Retinal arteriolar diameter was measured by computer-assisted methods and summarized as central retinal arteriolar equivalent (CRAE) in 4573 persons aged 43 to 99 years at 4 examinations (each separated by 5 years) during a 15-year period. Associations of CRAE with risk factors measured concurrently and 5 years previously were determined using multivariate analyses.
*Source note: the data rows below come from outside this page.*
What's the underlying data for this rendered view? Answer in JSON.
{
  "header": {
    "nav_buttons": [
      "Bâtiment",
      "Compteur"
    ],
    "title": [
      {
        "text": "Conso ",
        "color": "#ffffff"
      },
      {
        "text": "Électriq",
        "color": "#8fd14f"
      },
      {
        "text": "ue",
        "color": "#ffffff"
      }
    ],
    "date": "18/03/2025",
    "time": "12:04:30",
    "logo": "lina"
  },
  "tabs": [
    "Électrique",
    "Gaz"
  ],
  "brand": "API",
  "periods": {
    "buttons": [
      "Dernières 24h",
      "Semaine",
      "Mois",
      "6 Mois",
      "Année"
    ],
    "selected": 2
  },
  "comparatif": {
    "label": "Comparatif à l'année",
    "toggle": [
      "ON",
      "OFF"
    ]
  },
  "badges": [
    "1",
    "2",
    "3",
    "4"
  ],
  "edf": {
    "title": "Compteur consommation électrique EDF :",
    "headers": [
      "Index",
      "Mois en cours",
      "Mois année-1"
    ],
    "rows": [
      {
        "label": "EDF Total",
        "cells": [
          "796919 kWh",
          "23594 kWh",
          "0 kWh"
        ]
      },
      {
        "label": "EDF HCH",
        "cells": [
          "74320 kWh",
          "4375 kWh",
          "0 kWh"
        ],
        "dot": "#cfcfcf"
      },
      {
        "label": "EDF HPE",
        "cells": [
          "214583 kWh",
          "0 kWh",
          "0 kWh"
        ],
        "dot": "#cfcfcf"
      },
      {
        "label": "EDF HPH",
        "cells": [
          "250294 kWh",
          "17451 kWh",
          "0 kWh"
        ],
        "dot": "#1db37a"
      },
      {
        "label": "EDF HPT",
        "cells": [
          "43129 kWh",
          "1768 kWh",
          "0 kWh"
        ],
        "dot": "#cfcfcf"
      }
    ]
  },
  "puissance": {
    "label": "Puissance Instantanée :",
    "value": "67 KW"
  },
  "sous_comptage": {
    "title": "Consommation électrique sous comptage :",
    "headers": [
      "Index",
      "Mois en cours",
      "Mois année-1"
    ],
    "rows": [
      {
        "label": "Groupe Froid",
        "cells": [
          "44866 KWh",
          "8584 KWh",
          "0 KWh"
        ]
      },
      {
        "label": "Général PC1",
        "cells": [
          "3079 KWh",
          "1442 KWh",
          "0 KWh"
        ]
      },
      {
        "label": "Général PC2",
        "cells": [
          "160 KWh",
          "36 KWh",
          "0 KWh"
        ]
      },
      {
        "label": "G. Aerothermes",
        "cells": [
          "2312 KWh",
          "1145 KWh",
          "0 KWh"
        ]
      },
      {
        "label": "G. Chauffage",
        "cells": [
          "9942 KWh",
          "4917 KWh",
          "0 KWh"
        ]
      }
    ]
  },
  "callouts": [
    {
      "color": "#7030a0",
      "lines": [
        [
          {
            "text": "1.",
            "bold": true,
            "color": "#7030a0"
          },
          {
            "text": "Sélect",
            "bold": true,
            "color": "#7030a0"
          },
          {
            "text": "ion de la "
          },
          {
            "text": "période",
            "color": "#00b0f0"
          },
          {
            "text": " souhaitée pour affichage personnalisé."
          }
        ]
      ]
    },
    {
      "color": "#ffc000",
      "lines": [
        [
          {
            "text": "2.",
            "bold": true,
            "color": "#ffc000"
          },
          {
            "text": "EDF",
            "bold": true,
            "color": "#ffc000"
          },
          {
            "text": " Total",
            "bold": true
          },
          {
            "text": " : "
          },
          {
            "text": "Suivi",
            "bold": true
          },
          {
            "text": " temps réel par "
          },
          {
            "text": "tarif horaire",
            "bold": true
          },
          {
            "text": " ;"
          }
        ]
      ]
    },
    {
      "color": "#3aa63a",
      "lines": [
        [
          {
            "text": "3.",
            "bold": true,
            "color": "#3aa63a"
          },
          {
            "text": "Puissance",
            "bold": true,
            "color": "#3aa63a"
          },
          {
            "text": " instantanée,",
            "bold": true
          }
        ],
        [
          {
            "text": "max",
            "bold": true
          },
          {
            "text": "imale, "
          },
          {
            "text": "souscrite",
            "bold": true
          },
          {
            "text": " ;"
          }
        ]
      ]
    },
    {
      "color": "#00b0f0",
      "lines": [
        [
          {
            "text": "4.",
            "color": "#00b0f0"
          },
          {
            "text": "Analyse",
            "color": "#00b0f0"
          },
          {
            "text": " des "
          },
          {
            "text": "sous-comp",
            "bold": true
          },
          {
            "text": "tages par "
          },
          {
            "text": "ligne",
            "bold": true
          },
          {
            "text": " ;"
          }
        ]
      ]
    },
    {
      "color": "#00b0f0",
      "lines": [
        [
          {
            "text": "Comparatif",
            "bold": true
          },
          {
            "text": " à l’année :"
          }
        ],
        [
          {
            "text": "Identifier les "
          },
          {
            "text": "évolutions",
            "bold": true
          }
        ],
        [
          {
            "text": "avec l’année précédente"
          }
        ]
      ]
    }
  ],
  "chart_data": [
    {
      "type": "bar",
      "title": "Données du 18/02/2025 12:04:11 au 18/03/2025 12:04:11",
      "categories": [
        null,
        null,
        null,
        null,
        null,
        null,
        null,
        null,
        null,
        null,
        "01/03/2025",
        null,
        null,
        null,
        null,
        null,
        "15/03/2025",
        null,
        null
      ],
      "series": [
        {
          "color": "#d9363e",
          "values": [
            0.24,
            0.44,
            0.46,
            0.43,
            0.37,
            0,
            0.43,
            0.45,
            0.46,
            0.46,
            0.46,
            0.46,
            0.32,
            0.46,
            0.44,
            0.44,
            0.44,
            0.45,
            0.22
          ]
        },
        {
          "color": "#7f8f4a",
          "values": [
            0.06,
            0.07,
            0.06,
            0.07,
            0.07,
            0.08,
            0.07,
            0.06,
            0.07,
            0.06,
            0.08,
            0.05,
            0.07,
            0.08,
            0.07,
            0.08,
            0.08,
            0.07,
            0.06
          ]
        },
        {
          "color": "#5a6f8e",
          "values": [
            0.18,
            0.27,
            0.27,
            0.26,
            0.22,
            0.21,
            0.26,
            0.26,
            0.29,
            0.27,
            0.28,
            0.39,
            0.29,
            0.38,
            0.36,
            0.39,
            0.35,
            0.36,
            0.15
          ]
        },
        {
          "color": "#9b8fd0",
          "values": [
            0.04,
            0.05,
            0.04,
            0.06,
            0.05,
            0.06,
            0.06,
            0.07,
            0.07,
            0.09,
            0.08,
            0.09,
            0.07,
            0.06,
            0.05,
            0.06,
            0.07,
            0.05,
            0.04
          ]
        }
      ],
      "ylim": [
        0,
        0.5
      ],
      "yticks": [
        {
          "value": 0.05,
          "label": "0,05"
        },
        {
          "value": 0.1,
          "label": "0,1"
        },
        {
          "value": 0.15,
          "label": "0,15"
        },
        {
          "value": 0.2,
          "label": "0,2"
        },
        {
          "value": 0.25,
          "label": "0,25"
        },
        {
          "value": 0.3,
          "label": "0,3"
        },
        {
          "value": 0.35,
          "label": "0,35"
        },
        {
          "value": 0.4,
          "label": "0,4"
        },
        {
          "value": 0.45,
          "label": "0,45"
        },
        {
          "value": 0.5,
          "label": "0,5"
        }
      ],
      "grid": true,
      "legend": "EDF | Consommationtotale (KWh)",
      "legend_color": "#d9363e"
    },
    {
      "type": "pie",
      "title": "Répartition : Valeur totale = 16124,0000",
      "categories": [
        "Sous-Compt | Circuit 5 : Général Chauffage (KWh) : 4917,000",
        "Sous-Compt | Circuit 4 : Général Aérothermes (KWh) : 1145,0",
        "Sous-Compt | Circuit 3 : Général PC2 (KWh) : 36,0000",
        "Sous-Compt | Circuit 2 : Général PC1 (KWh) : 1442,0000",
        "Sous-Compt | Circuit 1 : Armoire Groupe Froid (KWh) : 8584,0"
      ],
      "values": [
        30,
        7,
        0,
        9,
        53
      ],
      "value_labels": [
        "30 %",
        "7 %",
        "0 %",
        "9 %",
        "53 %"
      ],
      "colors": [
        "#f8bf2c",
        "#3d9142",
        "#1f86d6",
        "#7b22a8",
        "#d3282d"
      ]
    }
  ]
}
While adjusting for image quality, refraction, and lens status, age (per 10 years: β estimate, −0.73; P < .001), systolic BP (per 10 mm Hg: concurrent examination, −2.74; P < .001; previous examination, −1.75; P < .001), smoking status (smoker vs nonsmoker: concurrent examination, 4.29; P < .001; previous examination, 1.63; P = .004), body mass index (per category: concurrent examination, −0.51; P = .05; previous examination, −0.22; P = .44), and heavy alcohol consumption (drinking) (current vs past/never heavy drinker: concurrent examination, −2.54; P = .03; previous examination, −2.42; P = .02) were associated with CRAE. In the same model, there were significant interactions between concurrent and previous systolic BP (0.11; P = .003) and between concurrent and previous body mass index (0.12; P = .04). Use of calcium channel blockers at both the concurrent and past examination (vs neither examination, 1.59; P = .01), but not other classes of antihypertensive drugs, was associated with CRAE.
Retinal arteriolar diameter is independently associated with past and current systolic BP, calcium channel blocker use, smoking status, body mass index, and heavy drinking during 5-year intervals. The relationships with CRAE are stronger for concurrent than for past measures of these variables.